The weather became the least of their problems when on 3rd April 1931 the Don Picture Show swayed severely in the grips of an earthquake. The Bioscope operator stopped the projector and switched on the lights. The audience were called to leave the theatre until the tremors subsided. His action prevented any panic and perhaps injury in the crowded theatre.
Over the years the Don Picture Show was Darwin’s only picture theatre, and under many guises the town’s main amusement destination. During its period of operation it was known as the Don Picture Show, Don Picture Theatre, Don Pictures, Don Theatre, Don Stadium and Don Picture Show at the Stadium.
The venue was operated by at least two other owners prior to its closure in 1932, these being Budgen’s brother Percy Wallace) ca.1916-1917), and George Wedd ca. 1919, the Stadium also hosted occasional vaudeville shows (including pictures, or boxing and vaudeville).
On 3rd May 1932, it was announced that Mrs.
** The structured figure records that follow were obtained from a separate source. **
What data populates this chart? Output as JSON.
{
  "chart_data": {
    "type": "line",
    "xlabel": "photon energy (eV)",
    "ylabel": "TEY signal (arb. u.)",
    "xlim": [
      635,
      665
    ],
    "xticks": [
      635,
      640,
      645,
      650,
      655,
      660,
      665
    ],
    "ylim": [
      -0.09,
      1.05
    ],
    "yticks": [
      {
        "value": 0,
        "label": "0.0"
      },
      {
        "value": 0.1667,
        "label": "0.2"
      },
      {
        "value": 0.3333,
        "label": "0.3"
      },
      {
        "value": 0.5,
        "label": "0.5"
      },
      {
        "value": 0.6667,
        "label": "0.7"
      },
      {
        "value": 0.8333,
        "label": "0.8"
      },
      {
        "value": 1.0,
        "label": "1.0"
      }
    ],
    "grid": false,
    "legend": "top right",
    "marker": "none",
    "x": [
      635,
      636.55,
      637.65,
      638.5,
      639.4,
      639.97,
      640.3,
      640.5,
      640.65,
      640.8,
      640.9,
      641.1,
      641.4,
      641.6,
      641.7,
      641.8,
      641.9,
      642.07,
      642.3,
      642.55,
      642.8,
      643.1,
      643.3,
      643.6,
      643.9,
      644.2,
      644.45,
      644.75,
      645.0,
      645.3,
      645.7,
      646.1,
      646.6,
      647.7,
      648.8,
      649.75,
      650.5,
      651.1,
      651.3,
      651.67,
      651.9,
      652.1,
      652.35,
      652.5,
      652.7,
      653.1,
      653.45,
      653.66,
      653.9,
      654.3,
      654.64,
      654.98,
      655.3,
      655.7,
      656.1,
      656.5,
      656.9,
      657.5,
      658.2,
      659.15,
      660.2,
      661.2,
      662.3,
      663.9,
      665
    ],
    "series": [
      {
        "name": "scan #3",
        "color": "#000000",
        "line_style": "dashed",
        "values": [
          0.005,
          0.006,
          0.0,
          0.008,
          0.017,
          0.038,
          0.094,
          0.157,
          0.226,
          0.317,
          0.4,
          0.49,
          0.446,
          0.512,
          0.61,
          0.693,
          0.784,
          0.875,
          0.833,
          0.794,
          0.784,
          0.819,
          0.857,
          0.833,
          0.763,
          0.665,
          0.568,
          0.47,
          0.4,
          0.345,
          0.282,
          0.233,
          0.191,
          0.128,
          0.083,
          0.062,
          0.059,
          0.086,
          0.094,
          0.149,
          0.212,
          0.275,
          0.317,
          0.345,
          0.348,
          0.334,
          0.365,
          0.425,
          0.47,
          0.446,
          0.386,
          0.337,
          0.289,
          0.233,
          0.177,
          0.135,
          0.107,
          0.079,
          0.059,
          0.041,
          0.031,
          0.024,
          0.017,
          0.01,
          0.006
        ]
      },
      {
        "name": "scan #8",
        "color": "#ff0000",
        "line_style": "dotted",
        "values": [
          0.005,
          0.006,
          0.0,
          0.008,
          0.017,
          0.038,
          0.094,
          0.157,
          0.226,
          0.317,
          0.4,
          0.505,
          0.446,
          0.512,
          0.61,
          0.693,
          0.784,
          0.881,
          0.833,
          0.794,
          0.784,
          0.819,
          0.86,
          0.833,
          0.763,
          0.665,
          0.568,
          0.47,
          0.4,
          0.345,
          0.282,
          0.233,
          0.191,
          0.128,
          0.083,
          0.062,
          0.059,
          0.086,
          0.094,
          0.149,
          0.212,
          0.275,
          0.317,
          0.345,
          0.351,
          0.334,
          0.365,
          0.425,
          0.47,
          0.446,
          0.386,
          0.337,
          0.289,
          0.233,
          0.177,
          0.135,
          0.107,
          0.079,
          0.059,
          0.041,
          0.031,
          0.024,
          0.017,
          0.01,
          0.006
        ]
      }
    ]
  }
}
Gordon & Sons, of the Victoria Hotel, lessees of the Star Theatre, had purchased the outfit of the Don Picture Show at the Stadium. Mr Harold Snell purchased the building and it was closed. The Stadium was to be dismantled and pulled down. The Star Theatre at 32 Smith Street (which has its own page on Cinema Treasures) became the only picture theatre in Darwin.
After World War II the building was converted into Abbott House, a hostel for women. It is now the site for Darwin’s ABC Studios. Reference: Northern Territory Library / Australian Variety Theatre Archive / Northern Territory Times.